So there you are, all set up and ready to write what you’re sure is the next major action-packed summer blockbuster. You’ve got your screenplay software of choice booted up and scribbled out notes by your side.
Then you come to your first fight sequence… you know, the part where the hero headbutts a guard, saves a hostage and arrives in time for his daughter’s clarinet solo. It’s then that you realize you’re not 100% sure how to describe the action of the scene. How do you make it flow like a ballet yet hit like a sledgehammer? Fret not, because here are some basic screenwriting tips on action sequences!
First and most obviously, it helps to watch a few action movies to get an idea of what kind of scene, and ultimately movie, you want to write. Should it be realistic like the Bourne movies? Maybe you want stylized action like Kill Bill, The Transporter, or Machete. Bearing in mind the changes that a film can go through from the time it’s written to the time it’s shot, edited, and picture-locked, it helps to have a clear idea of what you want the action to look like, making sure it fits with the tone of your film before committing it to the page.
It also helps to go a step further and actually read the scripts of any movies that you particularly enjoy. Fortunately, there are lots of scripts available either for purchase, or free for downloading online. IMSDb can be a great resource (Check it out HERE). Reading scripts is critical to being a good screenwriter in general, but reading action scripts will also clue you in as to what does and doesn’t work on the page.
When it comes to actually writing action, it’s necessary to be judicious. While in the “Cinema of Your Mind” (trademark pending) your action may be clear as day, but translating that to the page and conveying it properly to your readers is another thing entirely.
To achieve clarity, you’ll want to keep things concise and deliberate, as writing down every single detailed step can actually hinder the reader. Remember that writing is only the first step in the production process. The director and producers will have ideas of their own as the project evolves, so as a writer, you should only be including the vital elements of each sequence.
In terms of pacing, if the scenes don’t read like a thrill ride, no one will believe that the movie can could be thrilling. It’s advised to keep your sentences short and your paragraphs no longer than three lines so that the pacing of the paragraphs mirrors the quick pacing of the scene.
So instead of writing “Hero McProtagonist uses a krav maga to punch the terrorist in the chest just above the heart, then does a muay thai leg sweep to knock the other one down”, if there’s no storyline-specific reason to detail the action, something like “he punches one guard and kicks the other, knocking them both out” will do just fine.
If the structure of a scene requires something specific to happen in order to set up something else, such as “McProtagonist inadvertently causes a bomb placed in the room to countdown”, then it’s necessary to specify the events that lead up to that so it’s easier for the reader to follow.

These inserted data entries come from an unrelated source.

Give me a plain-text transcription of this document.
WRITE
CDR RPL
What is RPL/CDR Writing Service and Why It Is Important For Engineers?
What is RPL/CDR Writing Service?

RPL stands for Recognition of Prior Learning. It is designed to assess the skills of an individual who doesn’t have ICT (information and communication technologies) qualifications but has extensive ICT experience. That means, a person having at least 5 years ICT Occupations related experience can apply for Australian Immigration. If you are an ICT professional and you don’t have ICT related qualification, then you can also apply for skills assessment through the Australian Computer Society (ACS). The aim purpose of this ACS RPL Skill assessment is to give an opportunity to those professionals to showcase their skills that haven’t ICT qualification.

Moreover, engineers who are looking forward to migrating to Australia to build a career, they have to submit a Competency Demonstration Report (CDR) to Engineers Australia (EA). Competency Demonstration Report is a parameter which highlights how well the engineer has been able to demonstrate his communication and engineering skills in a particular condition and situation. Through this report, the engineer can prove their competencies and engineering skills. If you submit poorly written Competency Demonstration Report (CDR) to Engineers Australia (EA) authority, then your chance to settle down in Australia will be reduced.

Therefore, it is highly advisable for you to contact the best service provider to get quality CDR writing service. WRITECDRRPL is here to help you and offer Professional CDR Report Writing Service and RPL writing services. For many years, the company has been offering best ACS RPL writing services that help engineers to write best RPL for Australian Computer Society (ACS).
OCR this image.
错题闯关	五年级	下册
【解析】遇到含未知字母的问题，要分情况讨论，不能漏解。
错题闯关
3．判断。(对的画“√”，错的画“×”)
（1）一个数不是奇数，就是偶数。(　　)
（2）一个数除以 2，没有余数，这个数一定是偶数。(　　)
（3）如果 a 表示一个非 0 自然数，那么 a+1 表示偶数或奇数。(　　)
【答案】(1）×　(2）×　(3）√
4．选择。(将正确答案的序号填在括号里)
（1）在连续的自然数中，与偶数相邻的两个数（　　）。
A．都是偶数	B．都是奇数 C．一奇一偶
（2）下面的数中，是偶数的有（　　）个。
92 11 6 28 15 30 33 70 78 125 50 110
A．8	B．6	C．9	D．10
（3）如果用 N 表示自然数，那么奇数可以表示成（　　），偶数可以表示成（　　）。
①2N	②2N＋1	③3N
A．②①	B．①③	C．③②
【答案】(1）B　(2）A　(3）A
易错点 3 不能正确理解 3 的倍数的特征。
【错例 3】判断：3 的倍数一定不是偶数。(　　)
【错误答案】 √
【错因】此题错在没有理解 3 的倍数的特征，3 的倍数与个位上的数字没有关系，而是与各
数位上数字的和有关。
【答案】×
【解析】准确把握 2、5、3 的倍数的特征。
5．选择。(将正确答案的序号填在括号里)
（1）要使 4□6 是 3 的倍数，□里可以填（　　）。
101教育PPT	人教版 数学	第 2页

When writing actions scenes, certain sounds and descriptions can be bolded or italicized to designate stylistic elements. These help paint a better mental image for the reader and draw attention to the action you want to emphasize. It’s up to the writer whether or not to employ this, as you can see in the following examples:
The Bourne Identity (2002)
Kill Bill Vol. 1 (2003)
Lastly, as with anything related to film or art, rules are made to be broken. If you’ve studied the more tried and true methods of screenwriting but are still confident in your deviation from them, then by all means, try it! Some writer/directors will write action sequences that are half a page long, or even in different fonts altogether. The important thing is to be consistent.
There’s also nothing wrong with taking risks. For example, don’t be too afraid to throw in some crazy action set piece just because the Mythbusters once said it wasn’t exactly realistic, but never lose sight of what you aim to do with your script. If you’re planning on selling it or producing it yourself, keeping action within the designated budget is a huge factor. Your Game of Thrones-inspired fantasy simply isn’t going to be picked up by 99% of studios, and you’re going to look pretty unprofessional submitting it.
Remember, breaking writing rules like these are advanced maneuvers, (kinda like krav maga!) and with great writing power comes great writing responsibility. It’s entirely possible to write a great action script by staying well within the conventions of action screenwriting.
An action script is a great addition to your screenplay arsenal. They are fun, popular, and rich in comparative material to learn from. So get out there, watch those action films, and above all… keep writing!